When Cholmondeley children’s charity received a call from a local accountant offering his help in the days following the big quake, they never expected his firm would be handing over a $137,000 donation just a few months later.
Yet, Cholmondeley’s general manager Shane Murdoch acknowledges he should have realised bean counters mean business.
“People like PwC South Island Partner Maurice Noone and PwC Christchurch Partner Malcolm Hudson have been sausage sizzling, advocating with clients and appealing to their global partner firms for more than 20 years on our behalf. We needed support from our community and PwC voluntarily stepped up and rallied for our children,” adds Mr Murdoch.

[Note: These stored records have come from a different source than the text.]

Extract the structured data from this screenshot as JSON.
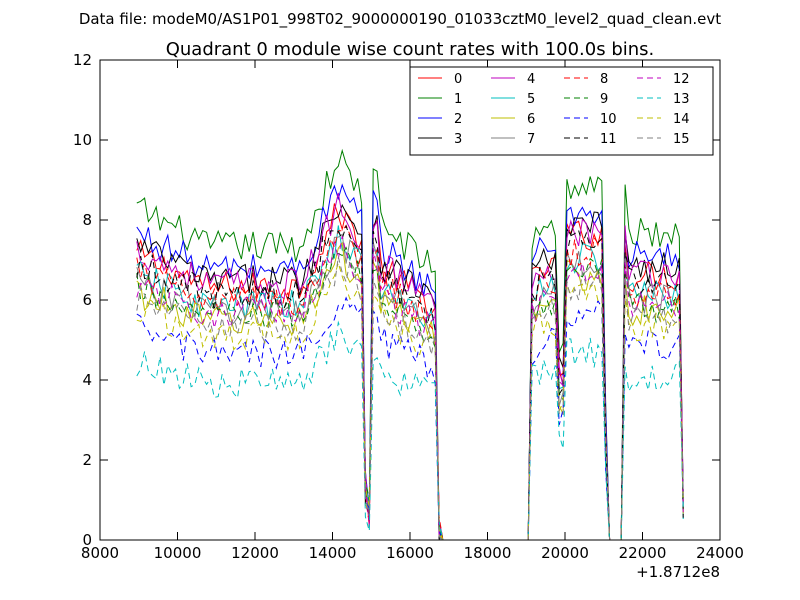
{
  "chart_data": {
    "type": "line",
    "suptitle": "Data file: modeM0/AS1P01_998T02_9000000190_01033cztM0_level2_quad_clean.evt",
    "title": "Quadrant 0 module wise count rates with 100.0s bins.",
    "xlabel": "",
    "ylabel": "",
    "x_offset_label": "+1.8712e8",
    "xlim": [
      8000,
      24000
    ],
    "ylim": [
      0,
      12
    ],
    "xticks": [
      "8000",
      "10000",
      "12000",
      "14000",
      "16000",
      "18000",
      "20000",
      "22000",
      "24000"
    ],
    "yticks": [
      "0",
      "2",
      "4",
      "6",
      "8",
      "10",
      "12"
    ],
    "grid": false,
    "legend_position": "top-right",
    "segments": [
      {
        "x_start": 8950,
        "x_end": 14950
      },
      {
        "x_start": 14950,
        "x_end": 16750
      },
      {
        "x_start": 16750,
        "x_end": 19150
      },
      {
        "x_start": 19150,
        "x_end": 21150
      },
      {
        "x_start": 21150,
        "x_end": 21500
      },
      {
        "x_start": 21500,
        "x_end": 23050
      }
    ],
    "series": [
      {
        "name": "0",
        "color": "#ff0000",
        "dashed": false,
        "level": 6.8
      },
      {
        "name": "1",
        "color": "#008000",
        "dashed": false,
        "level": 7.9
      },
      {
        "name": "2",
        "color": "#0000ff",
        "dashed": false,
        "level": 7.3
      },
      {
        "name": "3",
        "color": "#000000",
        "dashed": false,
        "level": 7.0
      },
      {
        "name": "4",
        "color": "#bf00bf",
        "dashed": false,
        "level": 6.9
      },
      {
        "name": "5",
        "color": "#00bfbf",
        "dashed": false,
        "level": 6.3
      },
      {
        "name": "6",
        "color": "#bfbf00",
        "dashed": false,
        "level": 5.9
      },
      {
        "name": "7",
        "color": "#808080",
        "dashed": false,
        "level": 6.2
      },
      {
        "name": "8",
        "color": "#ff0000",
        "dashed": true,
        "level": 6.4
      },
      {
        "name": "9",
        "color": "#008000",
        "dashed": true,
        "level": 6.0
      },
      {
        "name": "10",
        "color": "#0000ff",
        "dashed": true,
        "level": 5.0
      },
      {
        "name": "11",
        "color": "#000000",
        "dashed": true,
        "level": 6.6
      },
      {
        "name": "12",
        "color": "#bf00bf",
        "dashed": true,
        "level": 6.1
      },
      {
        "name": "13",
        "color": "#00bfbf",
        "dashed": true,
        "level": 4.2
      },
      {
        "name": "14",
        "color": "#bfbf00",
        "dashed": true,
        "level": 5.5
      },
      {
        "name": "15",
        "color": "#808080",
        "dashed": true,
        "level": 5.7
      }
    ]
  }
}
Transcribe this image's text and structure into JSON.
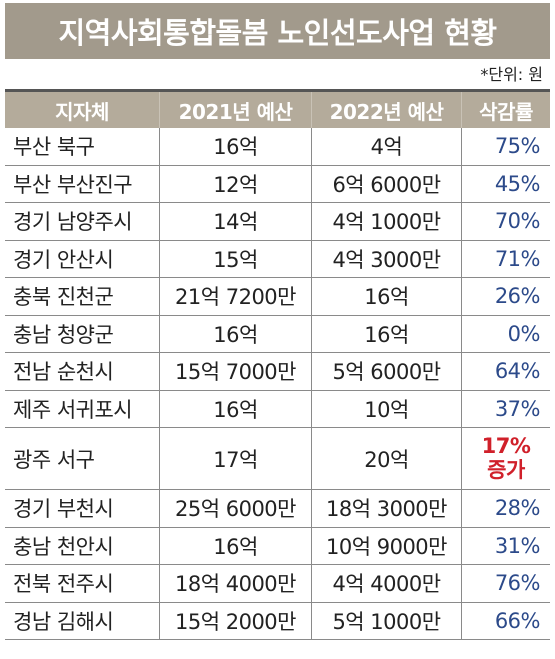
{
  "title": "지역사회통합돌봄 노인선도사업 현황",
  "unit_note": "*단위: 원",
  "columns": [
    "지자체",
    "2021년 예산",
    "2022년 예산",
    "삭감률"
  ],
  "rows": [
    {
      "region": "부산 북구",
      "budget_2021": "16억",
      "budget_2022": "4억",
      "rate": "75%"
    },
    {
      "region": "부산 부산진구",
      "budget_2021": "12억",
      "budget_2022": "6억 6000만",
      "rate": "45%"
    },
    {
      "region": "경기 남양주시",
      "budget_2021": "14억",
      "budget_2022": "4억 1000만",
      "rate": "70%"
    },
    {
      "region": "경기 안산시",
      "budget_2021": "15억",
      "budget_2022": "4억 3000만",
      "rate": "71%"
    },
    {
      "region": "충북 진천군",
      "budget_2021": "21억 7200만",
      "budget_2022": "16억",
      "rate": "26%"
    },
    {
      "region": "충남 청양군",
      "budget_2021": "16억",
      "budget_2022": "16억",
      "rate": "0%"
    },
    {
      "region": "전남 순천시",
      "budget_2021": "15억 7000만",
      "budget_2022": "5억 6000만",
      "rate": "64%"
    },
    {
      "region": "제주 서귀포시",
      "budget_2021": "16억",
      "budget_2022": "10억",
      "rate": "37%"
    },
    {
      "region": "광주 서구",
      "budget_2021": "17억",
      "budget_2022": "20억",
      "rate": "17%",
      "rate_note": "증가"
    },
    {
      "region": "경기 부천시",
      "budget_2021": "25억 6000만",
      "budget_2022": "18억 3000만",
      "rate": "28%"
    },
    {
      "region": "충남 천안시",
      "budget_2021": "16억",
      "budget_2022": "10억 9000만",
      "rate": "31%"
    },
    {
      "region": "전북 전주시",
      "budget_2021": "18억 4000만",
      "budget_2022": "4억 4000만",
      "rate": "76%"
    },
    {
      "region": "경남 김해시",
      "budget_2021": "15억 2000만",
      "budget_2022": "5억 1000만",
      "rate": "66%"
    }
  ],
  "colors": {
    "title_bg": "#a29a8c",
    "header_bg": "#b4ab9b",
    "rate_text": "#2c4a8a",
    "increase_text": "#d0202a"
  }
}
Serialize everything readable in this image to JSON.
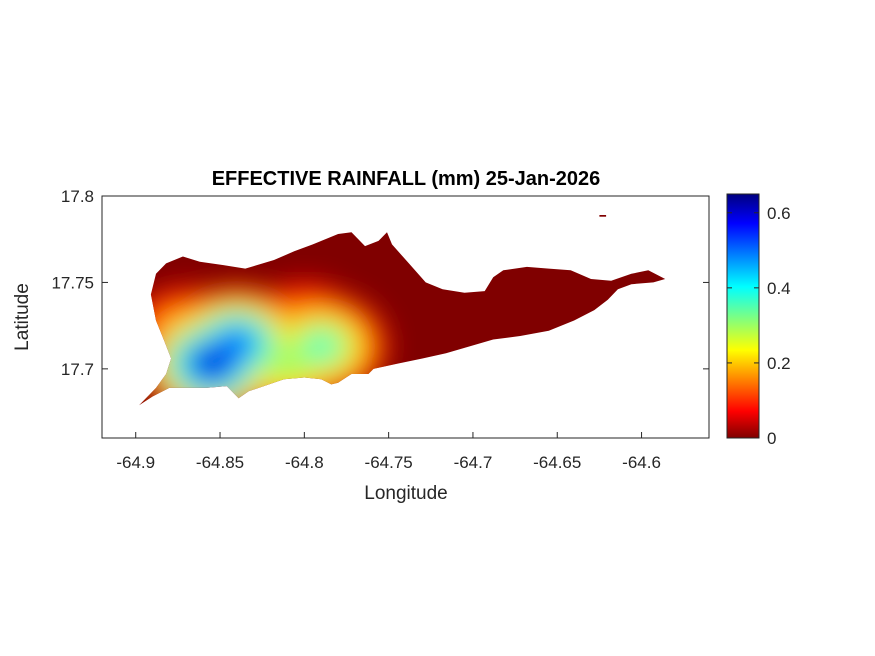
{
  "chart_data": {
    "type": "heatmap",
    "title": "EFFECTIVE RAINFALL (mm) 25-Jan-2026",
    "xlabel": "Longitude",
    "ylabel": "Latitude",
    "xlim": [
      -64.92,
      -64.56
    ],
    "ylim": [
      17.66,
      17.8
    ],
    "xticks": [
      -64.9,
      -64.85,
      -64.8,
      -64.75,
      -64.7,
      -64.65,
      -64.6
    ],
    "xtick_labels": [
      "-64.9",
      "-64.85",
      "-64.8",
      "-64.75",
      "-64.7",
      "-64.65",
      "-64.6"
    ],
    "yticks": [
      17.7,
      17.75,
      17.8
    ],
    "ytick_labels": [
      "17.7",
      "17.75",
      "17.8"
    ],
    "colorbar": {
      "colormap": "jet",
      "min": 0,
      "max": 0.65,
      "ticks": [
        0,
        0.2,
        0.4,
        0.6
      ],
      "tick_labels": [
        "0",
        "0.2",
        "0.4",
        "0.6"
      ]
    },
    "field_peaks": [
      {
        "lon": -64.855,
        "lat": 17.703,
        "value": 0.64
      },
      {
        "lon": -64.84,
        "lat": 17.715,
        "value": 0.55
      },
      {
        "lon": -64.81,
        "lat": 17.703,
        "value": 0.32
      },
      {
        "lon": -64.79,
        "lat": 17.713,
        "value": 0.38
      },
      {
        "lon": -64.8,
        "lat": 17.725,
        "value": 0.17
      },
      {
        "lon": -64.87,
        "lat": 17.72,
        "value": 0.22
      }
    ],
    "island_outline": [
      [
        -64.898,
        17.679
      ],
      [
        -64.888,
        17.689
      ],
      [
        -64.882,
        17.697
      ],
      [
        -64.879,
        17.706
      ],
      [
        -64.883,
        17.716
      ],
      [
        -64.888,
        17.728
      ],
      [
        -64.891,
        17.743
      ],
      [
        -64.888,
        17.755
      ],
      [
        -64.882,
        17.761
      ],
      [
        -64.872,
        17.765
      ],
      [
        -64.862,
        17.762
      ],
      [
        -64.848,
        17.76
      ],
      [
        -64.835,
        17.758
      ],
      [
        -64.818,
        17.763
      ],
      [
        -64.806,
        17.768
      ],
      [
        -64.795,
        17.772
      ],
      [
        -64.78,
        17.778
      ],
      [
        -64.772,
        17.779
      ],
      [
        -64.764,
        17.771
      ],
      [
        -64.756,
        17.774
      ],
      [
        -64.751,
        17.779
      ],
      [
        -64.748,
        17.772
      ],
      [
        -64.738,
        17.761
      ],
      [
        -64.728,
        17.75
      ],
      [
        -64.718,
        17.746
      ],
      [
        -64.705,
        17.744
      ],
      [
        -64.693,
        17.745
      ],
      [
        -64.688,
        17.753
      ],
      [
        -64.682,
        17.757
      ],
      [
        -64.668,
        17.759
      ],
      [
        -64.655,
        17.758
      ],
      [
        -64.642,
        17.757
      ],
      [
        -64.63,
        17.752
      ],
      [
        -64.618,
        17.751
      ],
      [
        -64.606,
        17.755
      ],
      [
        -64.596,
        17.757
      ],
      [
        -64.586,
        17.752
      ],
      [
        -64.593,
        17.75
      ],
      [
        -64.606,
        17.749
      ],
      [
        -64.614,
        17.746
      ],
      [
        -64.62,
        17.74
      ],
      [
        -64.628,
        17.734
      ],
      [
        -64.64,
        17.728
      ],
      [
        -64.655,
        17.722
      ],
      [
        -64.672,
        17.719
      ],
      [
        -64.688,
        17.717
      ],
      [
        -64.702,
        17.713
      ],
      [
        -64.716,
        17.709
      ],
      [
        -64.73,
        17.706
      ],
      [
        -64.745,
        17.703
      ],
      [
        -64.759,
        17.7
      ],
      [
        -64.762,
        17.697
      ],
      [
        -64.772,
        17.697
      ],
      [
        -64.78,
        17.692
      ],
      [
        -64.784,
        17.691
      ],
      [
        -64.79,
        17.694
      ],
      [
        -64.8,
        17.695
      ],
      [
        -64.812,
        17.694
      ],
      [
        -64.824,
        17.69
      ],
      [
        -64.833,
        17.687
      ],
      [
        -64.839,
        17.683
      ],
      [
        -64.846,
        17.69
      ],
      [
        -64.858,
        17.689
      ],
      [
        -64.87,
        17.689
      ],
      [
        -64.88,
        17.689
      ],
      [
        -64.89,
        17.684
      ]
    ],
    "islet_outline": [
      [
        -64.625,
        17.789
      ],
      [
        -64.621,
        17.789
      ],
      [
        -64.621,
        17.788
      ],
      [
        -64.625,
        17.788
      ]
    ],
    "grid": false
  }
}
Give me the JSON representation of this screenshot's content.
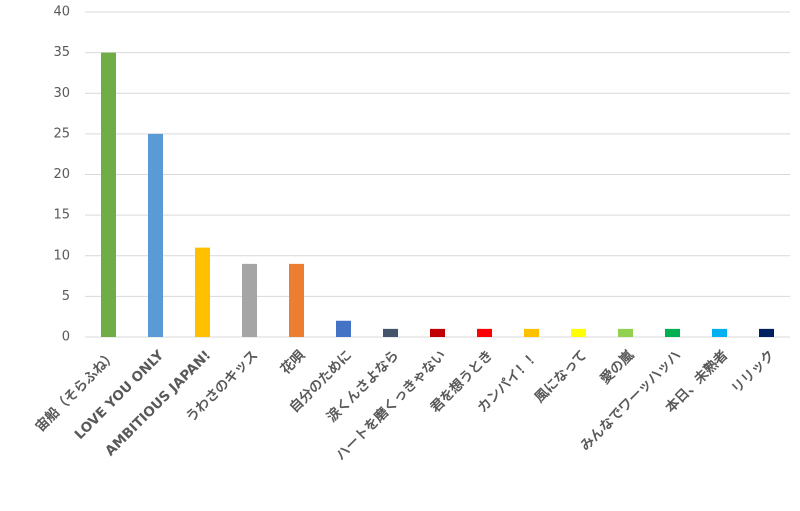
{
  "chart_data": {
    "type": "bar",
    "categories": [
      "宙船（そらふね）",
      "LOVE YOU ONLY",
      "AMBITIOUS JAPAN!",
      "うわさのキッス",
      "花唄",
      "自分のために",
      "涙くんさよなら",
      "ハートを磨くっきゃない",
      "君を想うとき",
      "カンパイ！！",
      "風になって",
      "愛の嵐",
      "みんなでワーッハッハ",
      "本日、未熟者",
      "リリック"
    ],
    "values": [
      35,
      25,
      11,
      9,
      9,
      2,
      1,
      1,
      1,
      1,
      1,
      1,
      1,
      1,
      1
    ],
    "colors": [
      "#70ad47",
      "#5b9bd5",
      "#ffc000",
      "#a5a5a5",
      "#ed7d31",
      "#4472c4",
      "#44546a",
      "#c00000",
      "#ff0000",
      "#ffc000",
      "#ffff00",
      "#92d050",
      "#00b050",
      "#00b0f0",
      "#002060"
    ],
    "ylim": [
      0,
      40
    ],
    "yticks": [
      0,
      5,
      10,
      15,
      20,
      25,
      30,
      35,
      40
    ],
    "grid": true
  }
}
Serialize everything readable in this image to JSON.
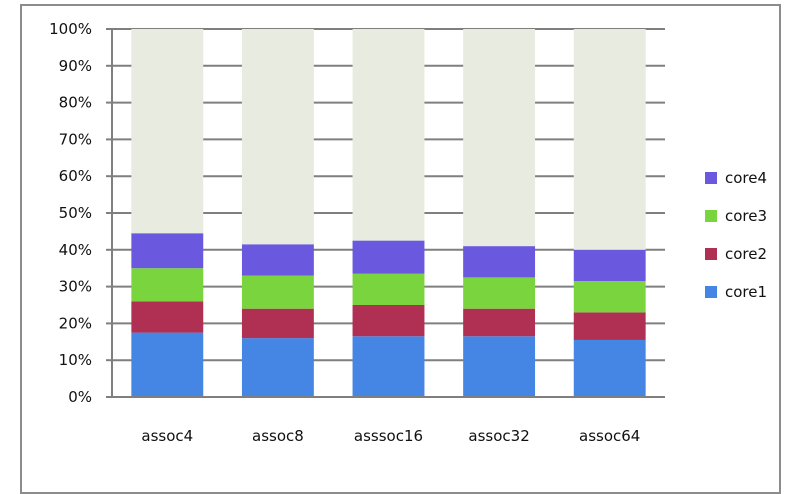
{
  "chart_data": {
    "type": "bar",
    "stacked": true,
    "percent_stacked": true,
    "categories": [
      "assoc4",
      "assoc8",
      "asssoc16",
      "assoc32",
      "assoc64"
    ],
    "series": [
      {
        "name": "core1",
        "values": [
          17.5,
          16,
          16.5,
          16.5,
          15.5
        ],
        "color": "#4586e4"
      },
      {
        "name": "core2",
        "values": [
          8.5,
          8,
          8.5,
          7.5,
          7.5
        ],
        "color": "#b03054"
      },
      {
        "name": "core3",
        "values": [
          9,
          9,
          8.5,
          8.5,
          8.5
        ],
        "color": "#7ad43e"
      },
      {
        "name": "core4",
        "values": [
          9.5,
          8.5,
          9,
          8.5,
          8.5
        ],
        "color": "#6a58df"
      },
      {
        "name": "",
        "values": [
          55.5,
          58.5,
          57.5,
          59,
          60
        ],
        "color": "#e8ebdf"
      }
    ],
    "y_ticks": [
      "0%",
      "10%",
      "20%",
      "30%",
      "40%",
      "50%",
      "60%",
      "70%",
      "80%",
      "90%",
      "100%"
    ],
    "ylim": [
      0,
      100
    ],
    "grid": true,
    "legend": {
      "position": "right",
      "items": [
        {
          "label": "core4",
          "color": "#6a58df"
        },
        {
          "label": "core3",
          "color": "#7ad43e"
        },
        {
          "label": "core2",
          "color": "#b03054"
        },
        {
          "label": "core1",
          "color": "#4586e4"
        }
      ]
    },
    "title": "",
    "xlabel": "",
    "ylabel": ""
  }
}
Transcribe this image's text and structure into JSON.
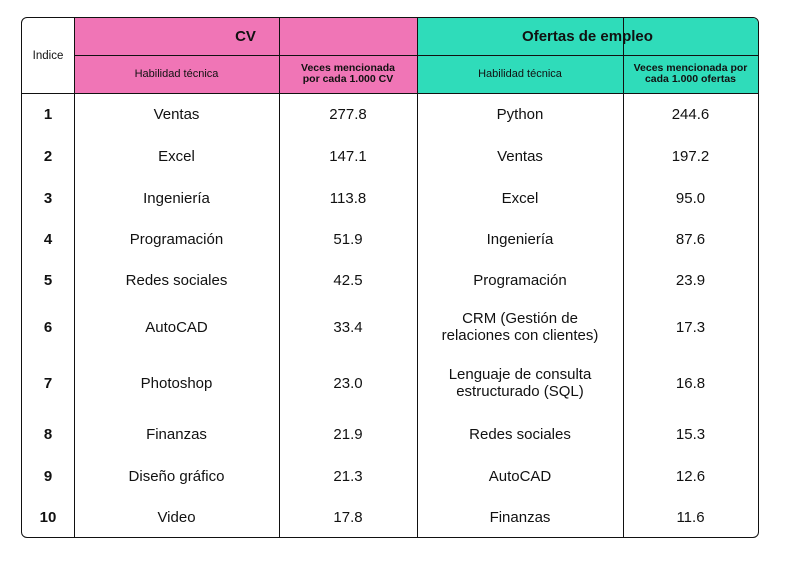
{
  "header": {
    "index_label": "Indice",
    "cv_title": "CV",
    "jobs_title": "Ofertas de empleo",
    "cv_skill_col": "Habilidad técnica",
    "cv_count_col": "Veces mencionada por cada 1.000 CV",
    "jobs_skill_col": "Habilidad técnica",
    "jobs_count_col": "Veces mencionada por cada 1.000 ofertas"
  },
  "colors": {
    "cv_header": "#f075b6",
    "jobs_header": "#2fdcba"
  },
  "rows": [
    {
      "idx": "1",
      "cv_skill": "Ventas",
      "cv_count": "277.8",
      "job_skill": "Python",
      "job_count": "244.6"
    },
    {
      "idx": "2",
      "cv_skill": "Excel",
      "cv_count": "147.1",
      "job_skill": "Ventas",
      "job_count": "197.2"
    },
    {
      "idx": "3",
      "cv_skill": "Ingeniería",
      "cv_count": "113.8",
      "job_skill": "Excel",
      "job_count": "95.0"
    },
    {
      "idx": "4",
      "cv_skill": "Programación",
      "cv_count": "51.9",
      "job_skill": "Ingeniería",
      "job_count": "87.6"
    },
    {
      "idx": "5",
      "cv_skill": "Redes sociales",
      "cv_count": "42.5",
      "job_skill": "Programación",
      "job_count": "23.9"
    },
    {
      "idx": "6",
      "cv_skill": "AutoCAD",
      "cv_count": "33.4",
      "job_skill": "CRM (Gestión de relaciones con clientes)",
      "job_count": "17.3"
    },
    {
      "idx": "7",
      "cv_skill": "Photoshop",
      "cv_count": "23.0",
      "job_skill": "Lenguaje de consulta estructurado (SQL)",
      "job_count": "16.8"
    },
    {
      "idx": "8",
      "cv_skill": "Finanzas",
      "cv_count": "21.9",
      "job_skill": "Redes sociales",
      "job_count": "15.3"
    },
    {
      "idx": "9",
      "cv_skill": "Diseño gráfico",
      "cv_count": "21.3",
      "job_skill": "AutoCAD",
      "job_count": "12.6"
    },
    {
      "idx": "10",
      "cv_skill": "Video",
      "cv_count": "17.8",
      "job_skill": "Finanzas",
      "job_count": "11.6"
    }
  ]
}
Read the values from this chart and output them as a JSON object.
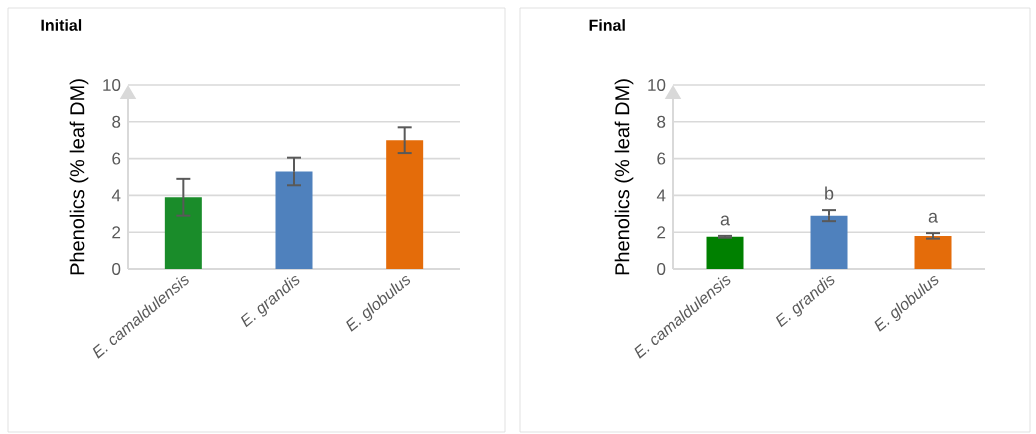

With care staff, teachers, and social workers to pay for, along with providing food, water and beds for children needing short-term care, running Cholmondeley is a $1.5 million-a-year job.
“On top of our usual costs, we’ve had to fund the move to a temporary residential facility, along with meeting the extra demands the stresses of the quakes are placing on vulnerable children and families,” says Mr Murdoch.
Mr Noone says “It was heartening to see the way our people and offices kicked into fundraising mode and responded to our local call to action. We even received substantial donations from our partner firms in Australia and Japan, which is remarkable considering they’re still recovering from their own crises,”
Cholmondeley will mark PwC’s donation with a special morning tea on Thursday 7 July at its temporary home at Living Springs in Governors Bay. Cholmondeley’s children will also gift a specially commissioned piece of artwork to thank PwC and its people for their support.
“It might just be the most expensive picture we’ve ever bought,” says Mr Noone. “Yet, even accountants know running a sustainable business is down to much more than profit and loss.”